Time-varying multiplex network: Intralayer and interlayer synchronization

A large class of engineered and natural systems, ranging from transportation networks to neuronal networks, are best represented by multiplex network architectures, namely a network composed of two or more different layers where the mutual interaction in each layer may differ from other layers. Here we consider a multiplex network where the intralayer coupling interactions are switched stochastically with a characteristic frequency. We explore the intralayer and interlayer synchronization of such a time-varying multiplex network. We find that the analytically derived necessary condition for intralayer and interlayer synchronization, obtained by the master stability function approach, is in excellent agreement with our numerical results. Interestingly, we clearly find that the higher frequency of switching links in the layers enhances both intralayer and interlayer synchrony, yielding larger windows of synchronization. Further, we quantify the resilience of synchronous states against random perturbations, using a global stability measure based on the concept of basin stability, and this reveals that intralayer coupling strength is most crucial for determining both intralayer and interlayer synchrony.

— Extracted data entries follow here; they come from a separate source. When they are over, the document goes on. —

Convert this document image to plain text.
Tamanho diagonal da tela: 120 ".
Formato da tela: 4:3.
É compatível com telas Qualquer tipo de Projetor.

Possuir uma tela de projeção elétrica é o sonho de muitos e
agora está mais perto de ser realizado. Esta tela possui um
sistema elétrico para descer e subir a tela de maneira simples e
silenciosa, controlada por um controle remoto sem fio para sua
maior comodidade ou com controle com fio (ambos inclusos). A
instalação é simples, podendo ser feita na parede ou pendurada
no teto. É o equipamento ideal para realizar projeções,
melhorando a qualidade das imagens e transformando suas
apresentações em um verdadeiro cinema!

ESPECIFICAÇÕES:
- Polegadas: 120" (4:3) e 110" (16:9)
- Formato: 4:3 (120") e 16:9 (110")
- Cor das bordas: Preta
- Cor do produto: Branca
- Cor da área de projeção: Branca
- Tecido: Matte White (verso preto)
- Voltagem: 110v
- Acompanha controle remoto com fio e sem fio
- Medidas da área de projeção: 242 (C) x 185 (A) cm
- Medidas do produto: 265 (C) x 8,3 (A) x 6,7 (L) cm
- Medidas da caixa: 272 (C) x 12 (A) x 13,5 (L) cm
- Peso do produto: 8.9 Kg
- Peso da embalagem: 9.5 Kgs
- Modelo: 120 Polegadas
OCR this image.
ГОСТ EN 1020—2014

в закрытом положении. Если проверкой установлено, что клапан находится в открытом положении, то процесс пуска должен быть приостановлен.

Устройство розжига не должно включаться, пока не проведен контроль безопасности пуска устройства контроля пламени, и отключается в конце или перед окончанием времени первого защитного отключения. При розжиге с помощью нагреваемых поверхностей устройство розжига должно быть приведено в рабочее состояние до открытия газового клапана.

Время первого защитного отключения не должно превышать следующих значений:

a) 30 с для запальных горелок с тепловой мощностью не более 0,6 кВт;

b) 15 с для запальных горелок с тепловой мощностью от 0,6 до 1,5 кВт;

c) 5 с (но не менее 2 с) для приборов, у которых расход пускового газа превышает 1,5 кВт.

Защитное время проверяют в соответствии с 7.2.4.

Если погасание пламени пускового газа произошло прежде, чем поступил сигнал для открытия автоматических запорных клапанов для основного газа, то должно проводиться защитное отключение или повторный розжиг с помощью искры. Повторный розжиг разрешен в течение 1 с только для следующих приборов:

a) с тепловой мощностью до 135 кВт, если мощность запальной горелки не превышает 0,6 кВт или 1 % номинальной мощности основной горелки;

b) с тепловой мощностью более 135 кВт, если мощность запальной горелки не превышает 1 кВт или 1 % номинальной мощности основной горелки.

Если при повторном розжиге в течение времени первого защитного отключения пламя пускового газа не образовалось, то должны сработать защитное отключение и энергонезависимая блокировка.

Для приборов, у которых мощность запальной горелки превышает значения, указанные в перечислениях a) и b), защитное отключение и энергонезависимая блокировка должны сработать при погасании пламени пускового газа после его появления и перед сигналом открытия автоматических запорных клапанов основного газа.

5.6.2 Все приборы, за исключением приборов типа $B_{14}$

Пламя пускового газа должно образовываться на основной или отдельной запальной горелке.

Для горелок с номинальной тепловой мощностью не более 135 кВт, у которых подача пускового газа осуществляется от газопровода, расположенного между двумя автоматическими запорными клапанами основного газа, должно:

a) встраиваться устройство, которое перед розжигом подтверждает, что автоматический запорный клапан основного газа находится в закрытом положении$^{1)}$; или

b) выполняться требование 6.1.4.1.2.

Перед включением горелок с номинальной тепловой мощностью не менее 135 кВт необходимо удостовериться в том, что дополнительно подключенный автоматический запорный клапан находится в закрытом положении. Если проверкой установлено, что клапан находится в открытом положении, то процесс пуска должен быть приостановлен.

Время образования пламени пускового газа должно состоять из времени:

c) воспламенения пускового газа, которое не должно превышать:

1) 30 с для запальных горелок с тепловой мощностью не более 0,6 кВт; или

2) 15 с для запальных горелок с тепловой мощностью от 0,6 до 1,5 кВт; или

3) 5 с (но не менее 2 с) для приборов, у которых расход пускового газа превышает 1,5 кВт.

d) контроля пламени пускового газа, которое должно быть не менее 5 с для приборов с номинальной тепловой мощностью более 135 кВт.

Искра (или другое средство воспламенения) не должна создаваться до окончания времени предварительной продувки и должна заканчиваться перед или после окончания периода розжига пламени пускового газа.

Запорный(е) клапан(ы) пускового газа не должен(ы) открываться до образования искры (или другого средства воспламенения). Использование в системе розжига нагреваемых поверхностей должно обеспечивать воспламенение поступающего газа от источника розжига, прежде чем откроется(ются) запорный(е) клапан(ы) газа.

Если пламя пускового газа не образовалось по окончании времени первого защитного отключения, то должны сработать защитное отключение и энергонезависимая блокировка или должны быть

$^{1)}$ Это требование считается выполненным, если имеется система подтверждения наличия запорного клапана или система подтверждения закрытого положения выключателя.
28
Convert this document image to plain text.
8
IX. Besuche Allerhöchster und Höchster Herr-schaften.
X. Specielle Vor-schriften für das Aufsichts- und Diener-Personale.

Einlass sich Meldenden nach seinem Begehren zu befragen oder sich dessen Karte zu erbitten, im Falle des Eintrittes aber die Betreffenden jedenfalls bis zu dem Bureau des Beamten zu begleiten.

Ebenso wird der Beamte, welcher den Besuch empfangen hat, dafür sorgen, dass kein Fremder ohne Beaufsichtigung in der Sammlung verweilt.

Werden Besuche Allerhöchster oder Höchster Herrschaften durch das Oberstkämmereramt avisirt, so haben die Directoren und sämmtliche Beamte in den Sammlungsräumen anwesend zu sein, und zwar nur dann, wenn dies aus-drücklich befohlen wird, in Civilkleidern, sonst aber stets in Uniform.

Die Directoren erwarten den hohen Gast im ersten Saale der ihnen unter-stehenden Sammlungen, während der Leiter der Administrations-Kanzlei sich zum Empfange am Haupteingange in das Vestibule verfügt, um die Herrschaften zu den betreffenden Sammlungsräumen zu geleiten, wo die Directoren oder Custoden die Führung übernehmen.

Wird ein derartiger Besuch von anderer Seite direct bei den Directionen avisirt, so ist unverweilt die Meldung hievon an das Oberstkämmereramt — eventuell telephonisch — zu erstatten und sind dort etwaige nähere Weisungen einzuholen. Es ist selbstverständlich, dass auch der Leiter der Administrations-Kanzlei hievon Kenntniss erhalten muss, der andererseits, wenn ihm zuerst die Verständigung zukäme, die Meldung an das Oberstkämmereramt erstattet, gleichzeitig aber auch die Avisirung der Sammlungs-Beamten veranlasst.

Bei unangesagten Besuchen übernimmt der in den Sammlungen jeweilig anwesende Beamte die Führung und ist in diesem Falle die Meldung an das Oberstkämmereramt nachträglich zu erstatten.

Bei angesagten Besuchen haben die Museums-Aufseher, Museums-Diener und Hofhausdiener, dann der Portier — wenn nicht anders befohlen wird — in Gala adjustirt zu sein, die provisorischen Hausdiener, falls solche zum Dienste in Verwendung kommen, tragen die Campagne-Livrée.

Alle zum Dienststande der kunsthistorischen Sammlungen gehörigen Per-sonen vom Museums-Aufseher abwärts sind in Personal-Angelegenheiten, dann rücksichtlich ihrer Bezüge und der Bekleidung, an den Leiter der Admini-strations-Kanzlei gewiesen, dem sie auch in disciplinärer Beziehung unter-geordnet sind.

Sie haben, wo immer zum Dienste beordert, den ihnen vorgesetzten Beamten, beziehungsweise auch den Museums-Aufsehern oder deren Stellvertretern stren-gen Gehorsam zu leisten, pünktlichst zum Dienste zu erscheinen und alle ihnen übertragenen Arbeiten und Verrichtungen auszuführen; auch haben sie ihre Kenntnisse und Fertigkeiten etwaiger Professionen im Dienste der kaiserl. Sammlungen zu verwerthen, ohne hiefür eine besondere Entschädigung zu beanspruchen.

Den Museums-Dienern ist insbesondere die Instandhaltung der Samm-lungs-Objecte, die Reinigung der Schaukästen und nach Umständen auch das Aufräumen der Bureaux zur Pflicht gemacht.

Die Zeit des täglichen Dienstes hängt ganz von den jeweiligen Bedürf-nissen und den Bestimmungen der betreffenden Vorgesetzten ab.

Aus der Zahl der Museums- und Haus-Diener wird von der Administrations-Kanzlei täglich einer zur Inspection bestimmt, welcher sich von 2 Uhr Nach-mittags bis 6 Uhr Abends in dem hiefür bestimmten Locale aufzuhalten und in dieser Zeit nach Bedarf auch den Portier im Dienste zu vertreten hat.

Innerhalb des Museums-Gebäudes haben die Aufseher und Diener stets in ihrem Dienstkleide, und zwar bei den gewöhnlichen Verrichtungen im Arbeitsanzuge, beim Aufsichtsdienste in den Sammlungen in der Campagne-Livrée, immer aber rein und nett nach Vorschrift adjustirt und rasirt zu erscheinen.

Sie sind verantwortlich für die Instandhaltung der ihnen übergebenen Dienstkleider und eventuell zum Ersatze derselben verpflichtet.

Lastly, we investigate the robustness of interlayer synchronization against a progressive demultiplexing of the multiplex structure, and we find that for rapid switching of intralayer links, the interlayer synchronization persists even when a large number of interlayer nodes are disconnected.

Figure 1

Variation of (a) intralayer and (b) interlayer synchronization errors with respect to the intralayer coupling parameter $\epsilon$ (interlayer coupling strength $\lambda =\frac{\epsilon }{6}$) for different values of rewiring frequencies $f=0.001$ (blue circle), 0.01 (red square), 0.1 (green diamond), 1.0 (magenta lower triangle), and 10 (black upper triangle). The insets in the respective panels show the magnified version of errors for a better visualization.

Figure 2

Maximum Lyapunov exponent corresponding to (a) intralayer synchronization and (b) interlayer synchronization with respect to the parameter $\epsilon$ where $\lambda =\frac{\epsilon }{6}$ for the same set of rewiring frequencies as in Fig. 1.

Figure 3

Variation of basin stability for (a) intralayer and (b) interlayer synchronous state with respect to the parameter $\epsilon$ where $\lambda =\frac{\epsilon }{6}$ with different values of rewiring frequencies: $f=0.001$ (blue circle), $f=0.01$ (red square), $f=0.1$ (green diamond), $f=1.0$ (magenta lower triangle), and $f=10$ (black upper triangle).

Figure 4

Synchronization errors (first row) and basin stability measures (second row) in the $\epsilon \text{−}\lambda$ plane for (a), (c) intralayer synchronization and (b), (d) interlayer synchronization. Here $f=0.1$.

Figure 5

Basin stability in the $f\text{−}\epsilon$ plane where $\lambda =\frac{\epsilon }{6}$, for intralayer synchronization where (a) $k=2$ and (c) $k=3$; interlayer synchronization where (b) $k=2$ and (d) $k=3$.

Figure 6

Variation of (a) interlayer synchronization error and (b) corresponding basin stability with respect to the number of demultiplexed nodes $\nu$ for various intralayer coupling strength $\epsilon =0.26$ (blue circle), 0.5 (red square), 1.0 (green diamond), 1.5 (magenta star), and 2.0 (black triangle). (c) Phase diagram in the $\nu \text{−}\epsilon$ plane for interlayer synchronization for $f=0.1$ and $\lambda =0.2$. (d) Maximum number of demultiplexed nodes ${\nu }^{*}$ preserving interlayer synchrony against increasing $\epsilon$ for various rewiring frequencies $f=0.001$ (blue circle), 0.01 (red square), 0.1 (green diamond), 1.0 (magenta star), and 10 (black triangle). Here $\lambda =0.2$.